To solve this problem, I created a separate module that extract out crops at the edge of each tile in local coordinates then compare them with crops from the neighboring tile. From a global coordinate perspective, crops on the edge that are counted twice will have a very abnormally small Euclidean distance between them. To make this module fully automated, the challenge lies in extracting points that are considered at the edge of the tile. How far away from the edge of a tile must you be to not be considered as an edge points, which are all susceptible to being double counted.
This becomes even harder when taking into account that different camera yield different resolution so the size of the crop can also vary drastically. Below is an example of 2 tiles (both 512 by 512) coming from a multispectral camera (Micasense) on the left and on the right from RGB camera (Zenmuse X5S). Both cameras were fixed to the same drone flying the same flight. I have highlighted the same white balloon on the ground to give you a perspective of how different the resolutions are.
What I know is the size of a Cassava crop cannot exceed the distance between two crops within a row. So, if I set my edge threshold to be the averaged distance between two crops intra-row, then I will be able to extract out crops on edge safely irrespective of image resolution. (This mean intra-crop distance is also used as the maximum threshold for the assignment problem in the evaluation metric)

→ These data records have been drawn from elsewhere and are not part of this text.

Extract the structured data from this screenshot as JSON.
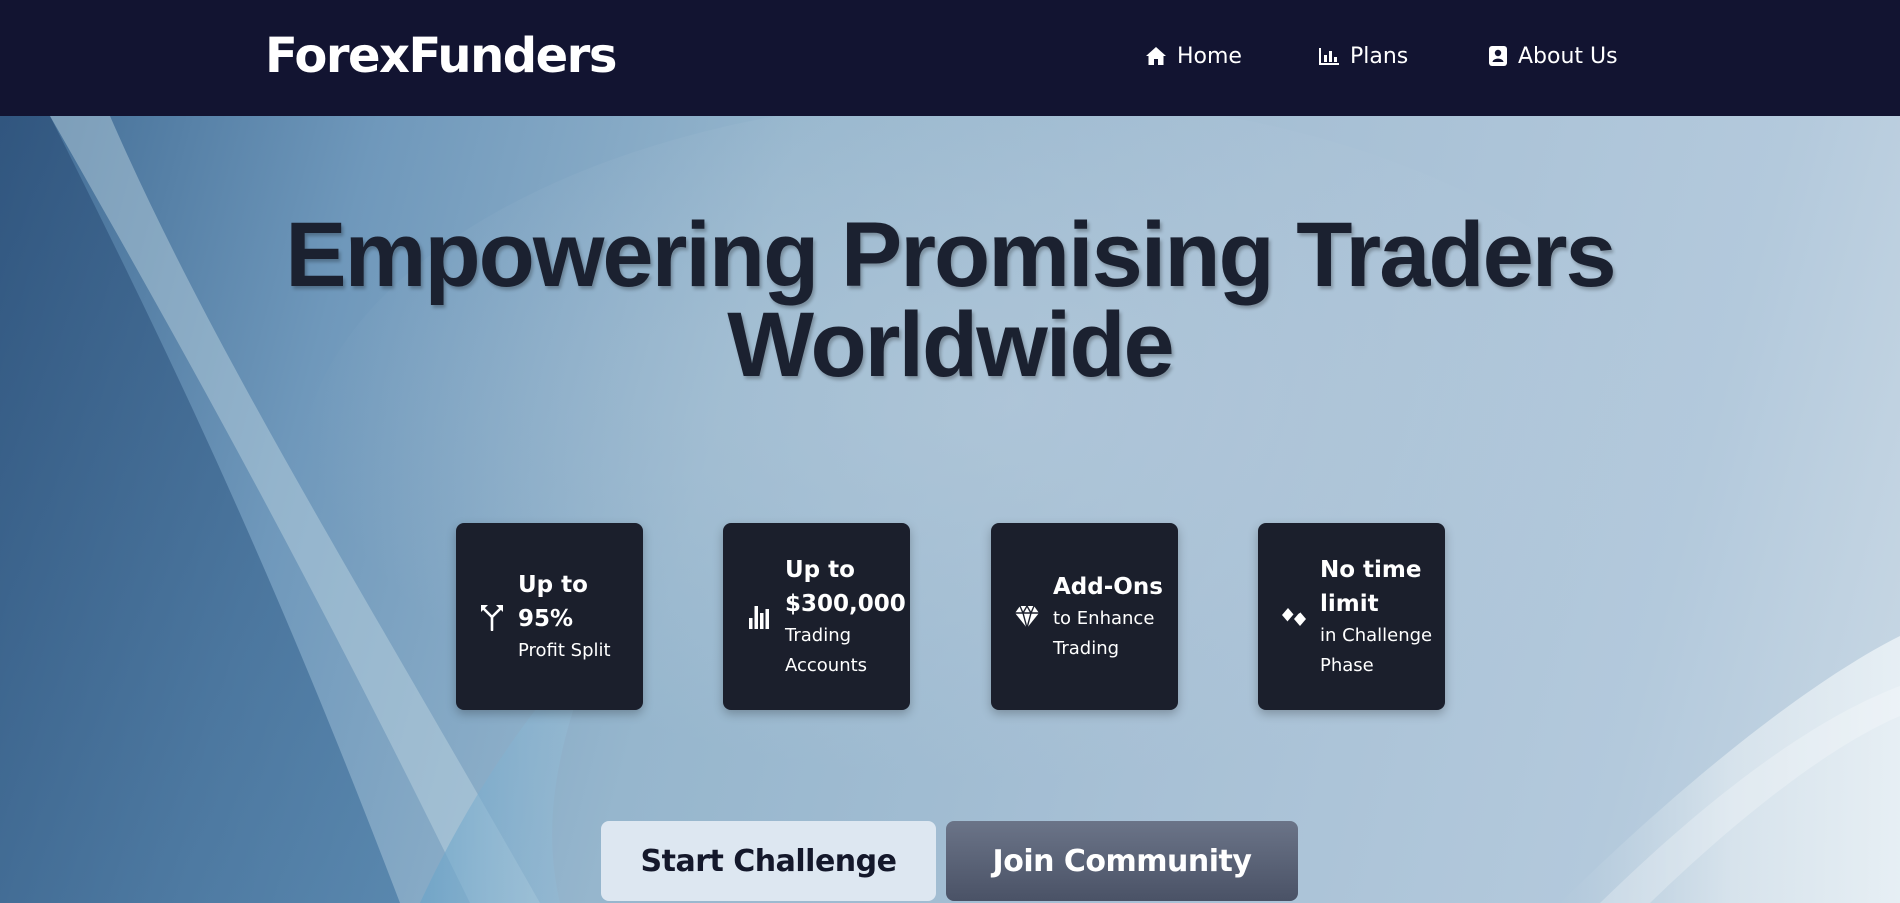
{
  "brand": {
    "logo_text": "ForexFunders"
  },
  "nav": {
    "items": [
      {
        "label": "Home",
        "icon": "home-icon"
      },
      {
        "label": "Plans",
        "icon": "bar-chart-icon"
      },
      {
        "label": "About Us",
        "icon": "contact-card-icon"
      }
    ]
  },
  "hero": {
    "headline_line1": "Empowering Promising Traders",
    "headline_line2": "Worldwide"
  },
  "features": [
    {
      "icon": "split-arrows-icon",
      "title_line1": "Up to",
      "title_line2": "95%",
      "desc_line1": "Profit Split",
      "desc_line2": ""
    },
    {
      "icon": "bar-chart-icon",
      "title_line1": "Up to",
      "title_line2": "$300,000",
      "desc_line1": "Trading",
      "desc_line2": "Accounts"
    },
    {
      "icon": "diamond-icon",
      "title_line1": "Add-Ons",
      "title_line2": "",
      "desc_line1": "to Enhance",
      "desc_line2": "Trading"
    },
    {
      "icon": "infinity-diamond-icon",
      "title_line1": "No time",
      "title_line2": "limit",
      "desc_line1": "in Challenge",
      "desc_line2": "Phase"
    }
  ],
  "buttons": {
    "start": "Start Challenge",
    "join": "Join Community"
  },
  "colors": {
    "nav_bg": "#121431",
    "card_bg": "#1b1f2c",
    "headline": "#1b2130",
    "start_button_bg": "#dde7f1",
    "join_button_bg": "#4a5266"
  }
}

Below is a sample output from my algorithm that goes through each point within the tile and search for the closest neighboring point, which should be the neighboring intra-row crop. I then average those distance to get my edge-threshold
Correcting Neighboring Tiles
Each tile has 4 edges {top, bottom, right, and left} which means that all extracted points on all 4 edges need to be cross check with 4 other neighboring tiles. The comparison relationship is summarized in the table below and the diagram will help with visualization.
This can be chaotic if no global coordinates for all tiles are being tracked, but luckily it is. What I did is create a tile-sweeping algorithm moving from left to right. During the sweep, it will generate a graph linking each tile to its neighbors in the right and down direction only. The algorithm will check if the neighboring tile exist, if it is in the field’s boundary and if there are any edge points. The end result is a graph that I use to keep track of which tile’s edge has been double checked and updated.
Below is an example of a tile before correction and after correction where 4 duplicates are removed.
Creating Final Raster
The last step is to plot the points onto the raster map using recorded global coordinates. However, this is in pixel-coordinate system, so I wouldn’t be able to visualize this raster on GIS-based software or platform, which means I have to perform geo-referencing operation on my output. I used the GDAL module along with CRS-extent information in my Orthomosaiced raster. After this conversion, I can upload my map online.
This project would not have been possible without the help from Chaipat Suwannapoom and Danuwasin Sittiworachat. They helped with all aspects of the project from R&D to implementation. Thank You!